What would you do if you had n particles on a plane (with positions (x_n,y_n)), with a certain flux flux_n, and you have to pixelate these particles, so you have to go from (x,y) to (pixel_i, pixel_j) space and you have to sum up the flux of the m particles which fall in to every single pixel? Any suggestions? Thank you!


Solution

  • The are several ways with which you can solve your problem.

    Assumptions: your positions have been stored into two numpy array of shape (N, ), i.e. the position x_n (or y_n) for n in [0, N), let's call them x and y. The flux is stored into a numpy array with the same shape, fluxes.

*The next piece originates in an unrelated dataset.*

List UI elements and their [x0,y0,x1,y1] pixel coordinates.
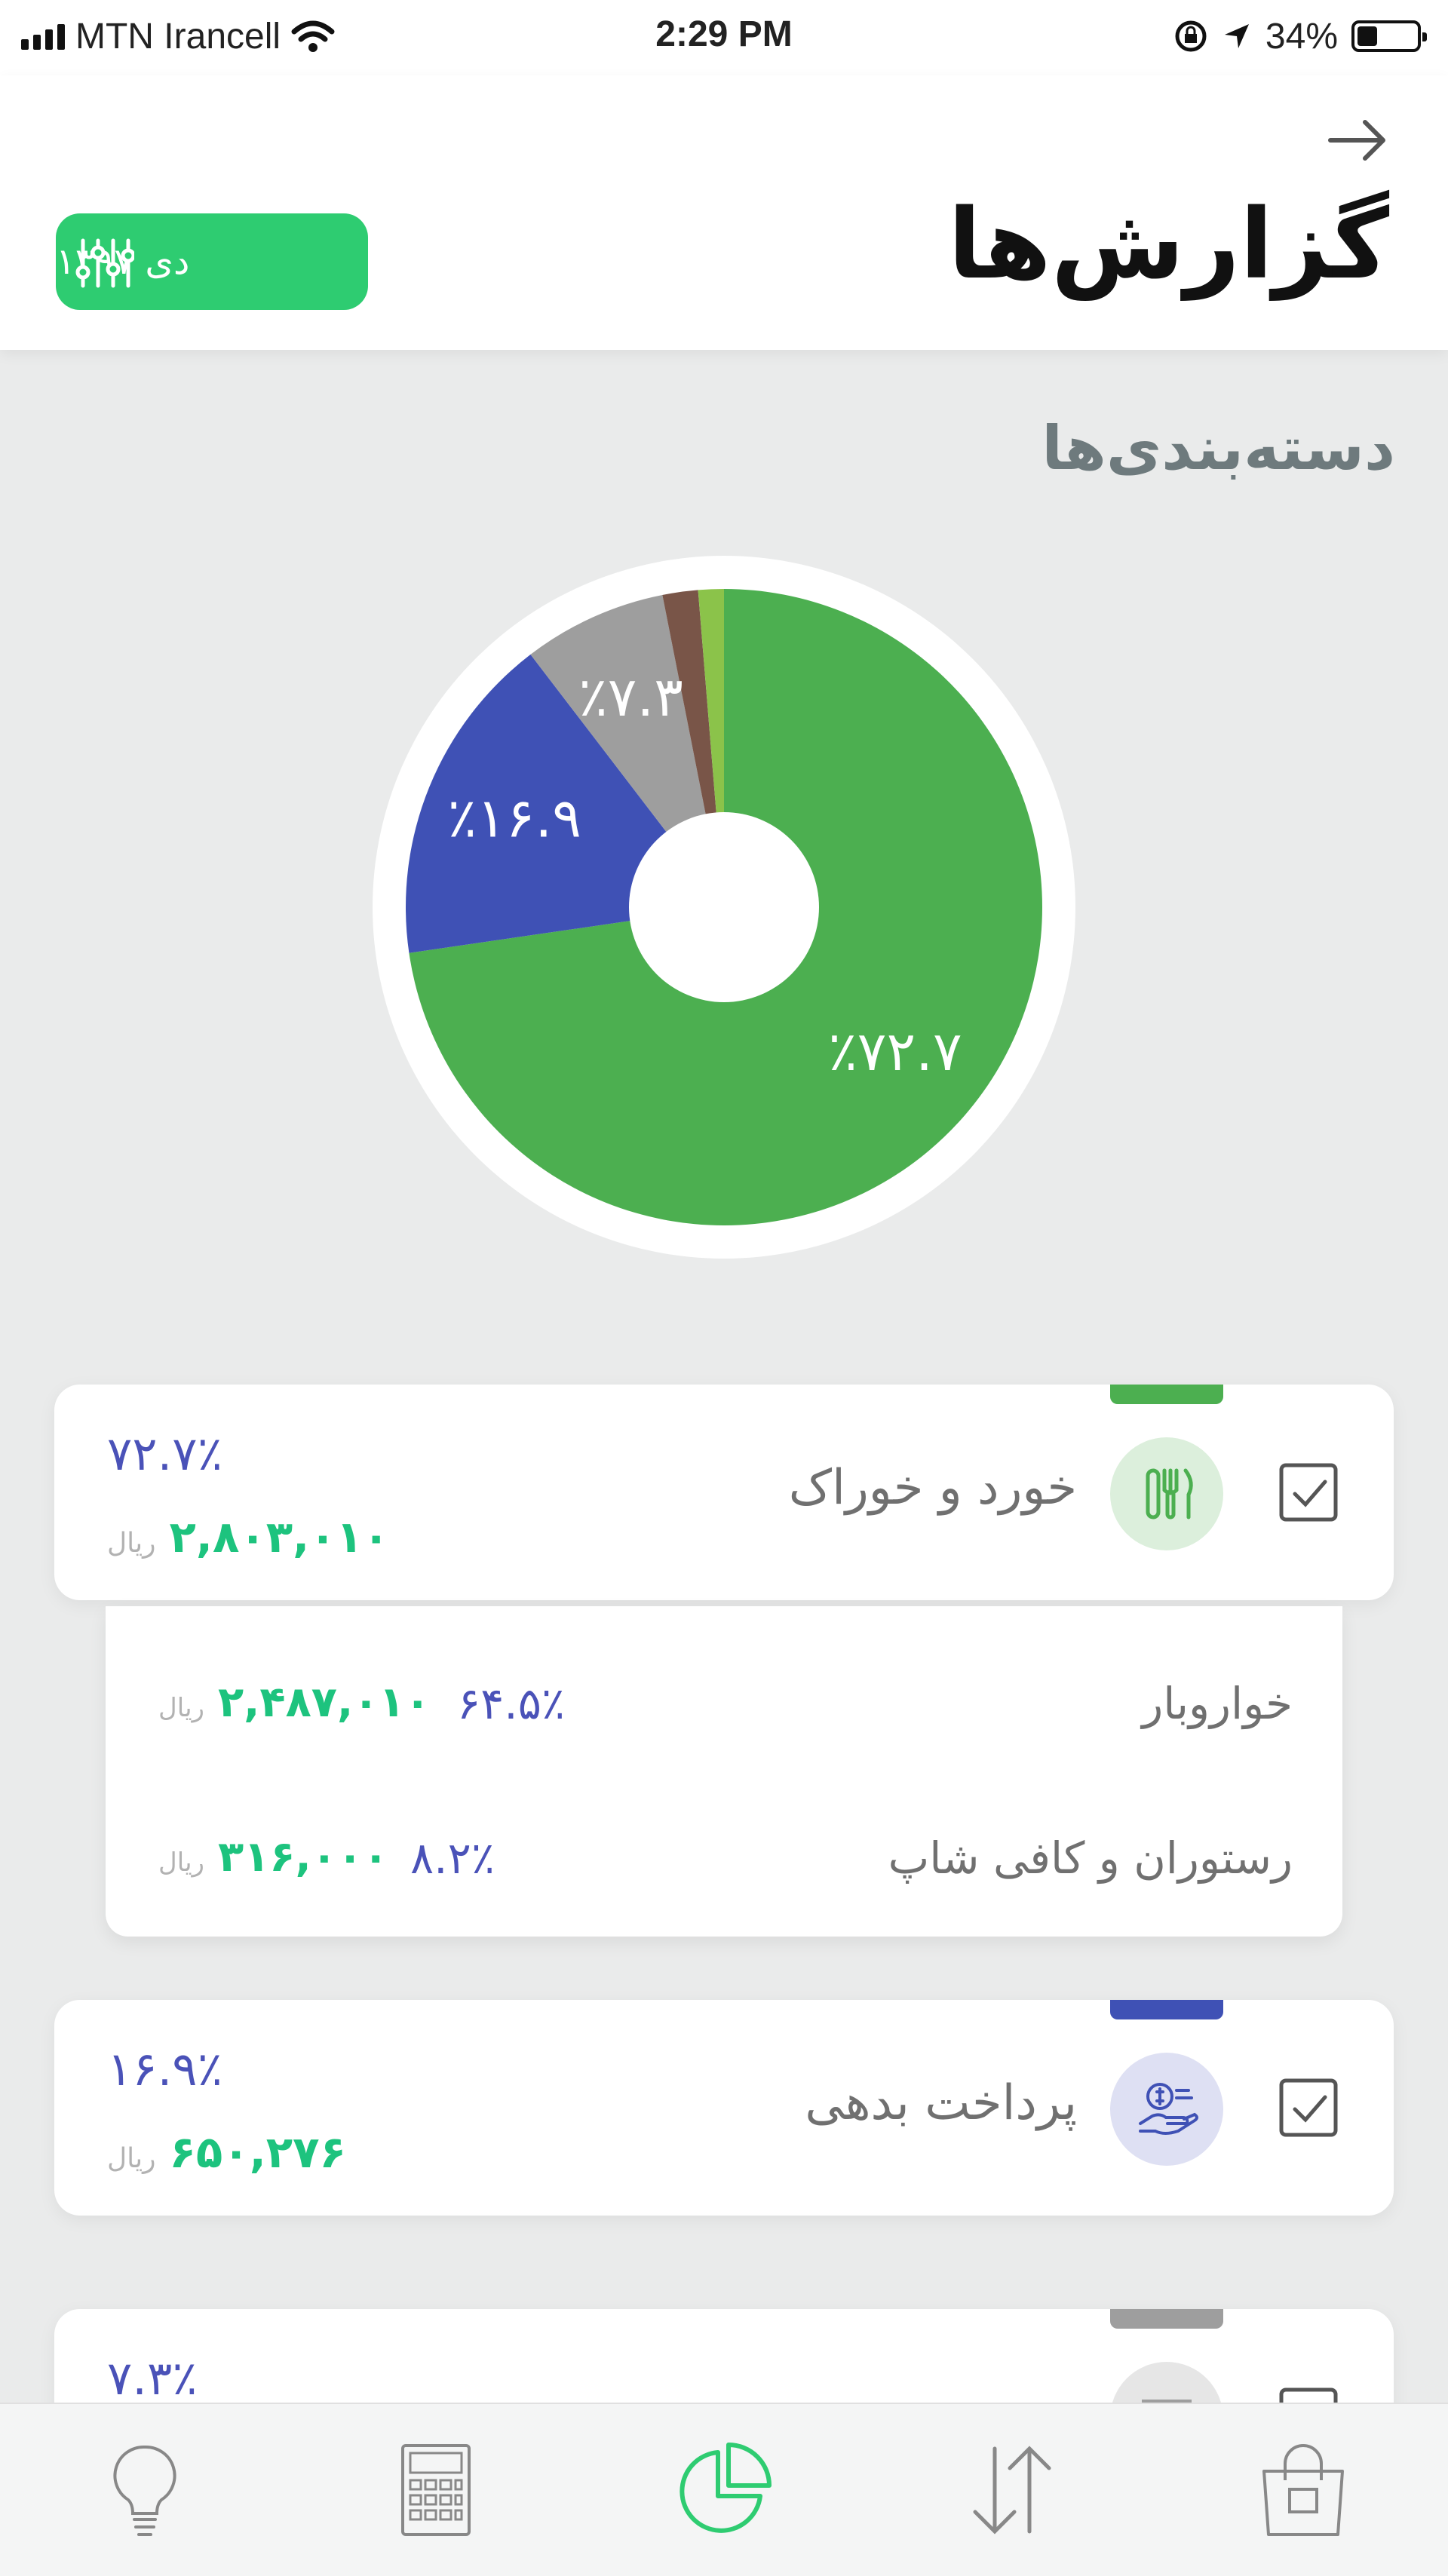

    1 - INTENSIVE CASE Create something that looks like a grid:

    #get minimums and maximums position
    mins = int(x.min()), int(y.min())
    maxs = int(x.max()), int(y.max())
    #actually you can also add and subtract 1 or more unit 
    #in order to have a grid larger than the x, y extremes
    #something like mins-=epsilon and maxs += epsilon
    
    #create the grid
    xx = np.arange(mins[0], maxs[0])
    yy = np.arange(mins[1], maxs[1])
    

    Now you can perform a double for loop, tacking, each time, two consecutive elements of xx and yy, to do this, you can simple take:

    x1 = xx[:-1] #excluding the last element
    x2 = xx[1:]  #excluding the first element
    
    #the same for y:
    y1 = yy[:-1] #excluding the last element
    y2 = yy[1:]  #excluding the first element
    
    fluxes_grid = np.zeros((xx.shape[0], yy.shape[0]))
    for i, (x1_i, x2_i) in enumerate(zip(x1, x2)):
        for j, (y1_j, y2_j) in enumerate(zip(y1, y2)):
            idx = np.where((x>=x1_i) & (x<x2_i) & (y>=y1_j) & (y<y2_j))[0]
            fluxes_grid[i,j] = np.sum(fluxes[idx])
    

    At the end of this loop you have a grid whose elements are pixels representing the sum of fluxes.

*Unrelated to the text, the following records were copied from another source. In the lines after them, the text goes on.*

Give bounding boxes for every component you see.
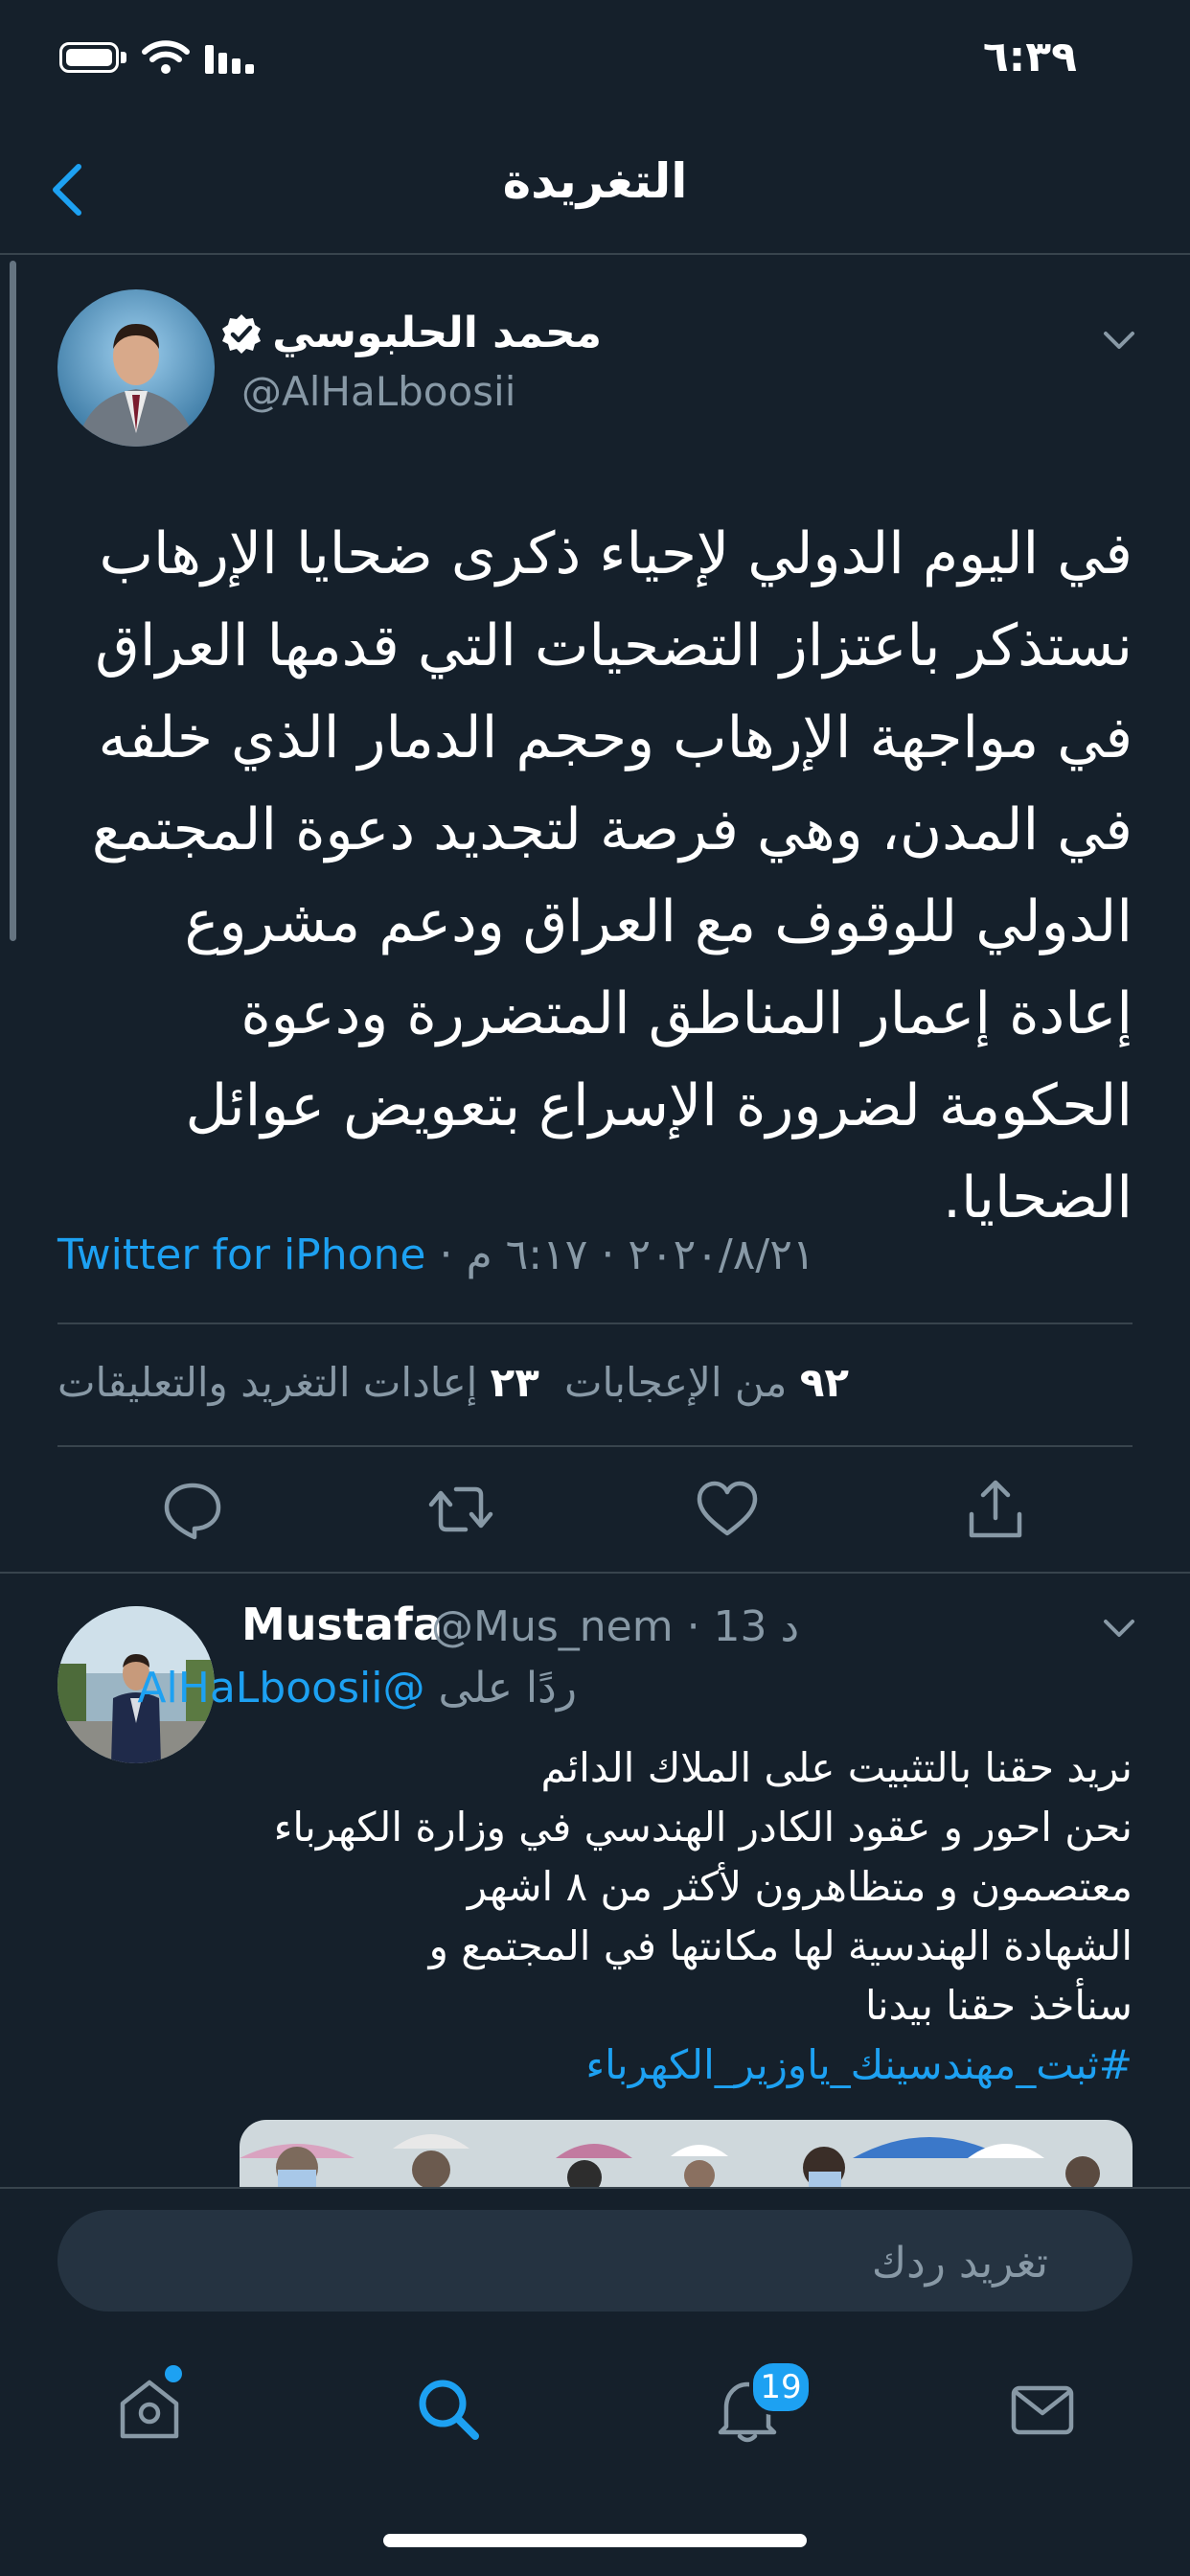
messages-mail-icon[interactable] bbox=[1008, 2375, 1077, 2444]
reply-compose-placeholder: تغريد ردك bbox=[871, 2239, 1048, 2288]
home-icon[interactable] bbox=[115, 2375, 184, 2444]
search-icon[interactable] bbox=[414, 2375, 483, 2444]
compose-divider bbox=[0, 2187, 1190, 2189]
stats-divider bbox=[57, 1445, 1133, 1447]
likes-count: ٩٢ bbox=[799, 1359, 850, 1406]
scrollbar[interactable] bbox=[10, 261, 16, 941]
reply-line: الشهادة الهندسية لها مكانتها في المجتمع … bbox=[428, 1922, 1133, 1969]
reply-line: نحن احور و عقود الكادر الهندسي في وزارة … bbox=[273, 1804, 1133, 1851]
battery-icon bbox=[59, 42, 119, 73]
replying-to: ردًا على @AlHaLboosii bbox=[137, 1664, 577, 1713]
likes-stat[interactable]: ٩٢ من الإعجابات bbox=[564, 1359, 849, 1406]
battery-tip bbox=[121, 52, 126, 63]
tweet-stats: ٩٢ من الإعجابات ٢٣ إعادات التغريد والتعل… bbox=[57, 1359, 849, 1406]
author-avatar[interactable] bbox=[57, 289, 215, 447]
reply-line: سنأخذ حقنا بيدنا bbox=[865, 1982, 1133, 2029]
retweet-icon[interactable] bbox=[427, 1476, 494, 1543]
home-unread-dot bbox=[165, 2365, 182, 2382]
reply-icon[interactable] bbox=[159, 1476, 226, 1543]
tweet-timestamp: · ٢٠٢٠/٨/٢١ · ٦:١٧ م bbox=[425, 1230, 815, 1279]
tweet-meta: Twitter for iPhone · ٢٠٢٠/٨/٢١ · ٦:١٧ م bbox=[57, 1230, 814, 1279]
tweet-source-link[interactable]: Twitter for iPhone bbox=[57, 1230, 425, 1279]
replying-to-mention[interactable]: @AlHaLboosii bbox=[137, 1664, 424, 1713]
reply-line: نريد حقنا بالتثبيت على الملاك الدائم bbox=[540, 1744, 1133, 1791]
reply-chevron-down-icon[interactable] bbox=[1100, 1608, 1138, 1646]
reply-author-handle[interactable]: @Mus_nem · 13 د bbox=[431, 1602, 799, 1651]
reply-line: معتصمون و متظاهرون لأكثر من ٨ اشهر bbox=[467, 1863, 1133, 1910]
cellular-signal-icon bbox=[205, 45, 254, 74]
header-divider bbox=[0, 253, 1190, 255]
reply-hashtag[interactable]: #ثبت_مهندسينك_ياوزير_الكهرباء bbox=[174, 2036, 1133, 2095]
reply-text: نريد حقنا بالتثبيت على الملاك الدائم نحن… bbox=[174, 1738, 1133, 2095]
retweets-count: ٢٣ bbox=[490, 1359, 539, 1406]
replying-to-label: ردًا على bbox=[438, 1664, 577, 1713]
notifications-badge: 19 bbox=[749, 2359, 812, 2415]
tweet-text: في اليوم الدولي لإحياء ذكرى ضحايا الإرها… bbox=[91, 520, 1133, 1231]
author-name[interactable]: محمد الحلبوسي bbox=[272, 309, 602, 357]
verified-badge-icon bbox=[222, 313, 262, 354]
author-handle[interactable]: @AlHaLboosii bbox=[241, 368, 515, 415]
like-heart-icon[interactable] bbox=[694, 1476, 761, 1543]
reply-media-image[interactable] bbox=[240, 2120, 1133, 2187]
reply-author-name[interactable]: Mustafa bbox=[241, 1598, 443, 1650]
status-indicators bbox=[59, 40, 257, 75]
page-title: التغريدة bbox=[502, 153, 688, 209]
chevron-down-icon[interactable] bbox=[1100, 320, 1138, 358]
retweets-label: إعادات التغريد والتعليقات bbox=[57, 1359, 478, 1406]
tweet-divider bbox=[0, 1572, 1190, 1574]
retweets-stat[interactable]: ٢٣ إعادات التغريد والتعليقات bbox=[57, 1359, 539, 1406]
wifi-icon bbox=[142, 40, 190, 74]
author-name-row[interactable]: محمد الحلبوسي bbox=[220, 309, 602, 357]
home-indicator[interactable] bbox=[383, 2534, 807, 2547]
likes-label: من الإعجابات bbox=[563, 1359, 788, 1406]
share-icon[interactable] bbox=[962, 1476, 1029, 1543]
meta-divider bbox=[57, 1322, 1133, 1324]
status-time: ٦:٣٩ bbox=[982, 33, 1077, 81]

    2 - USING A QUANTIZATION ALGORITHM LIKE K-NN

    What happen if you have a lot o points, so many that the loop takes hours? A faster solution is to use a quantization method, like K Nearest Neighbor, KNN on a rigid grid. There are many way to run a KNN (included already implemented version, e.g. sklearn KNN). But this is vary efficient if you can take advantage of a GPU. For example this my tensorflow (vs 2.1) implementation. After you have defined a squared grid:

    _min, maxs = min(mins), max(maxs)
    xx = np.arange(_min, _max)
    yy = np.arange(_min, _max)
    

    You can build the matrix, grid, and your position matrix, X: grid = np.column_stack([xx, yy]) X = np.column_stack([x, y])

    then you have to define a matrix euclidean pairwise-distance function:

    @tf.function
    def pairwise_dist(A, B):  
        # squared norms of each row in A and B
        na = tf.reduce_sum(tf.square(A), 1)
        nb = tf.reduce_sum(tf.square(B), 1)
        # na as a row and nb as a co"lumn vectors
        na = tf.reshape(na, [-1, 1])
        nb = tf.reshape(nb, [1, -1])
        # return pairwise euclidead difference matrix
        D = tf.sqrt(tf.maximum(na - 2*tf.matmul(A, B, False, True) + nb, 0.0))
        return D
    

    Thus:

    #compute the pairwise distances:
    D = pairwise_dist(grid, X)
    D = D.numpy() #get a numpy matrix from a tf tensor
    #D has shape M, N, where M is the number of points in the grid and N the number of positions.
    #now take a rank and from this the best K (e.g. 10)
    ranks = np.argsort(D, axis=1)[:, :10]
    #for each point in the grid you have the nearest ten.
    

    Now you have to take the fluxes corresponding to this 10 positions and sum on them.

    I had avoid to further specify this second method, I don't know the dimension of your catalogue, if you have or not a GPU or if you want to use such kind of optimization. If you want I can improve this explanation, only if you are interested.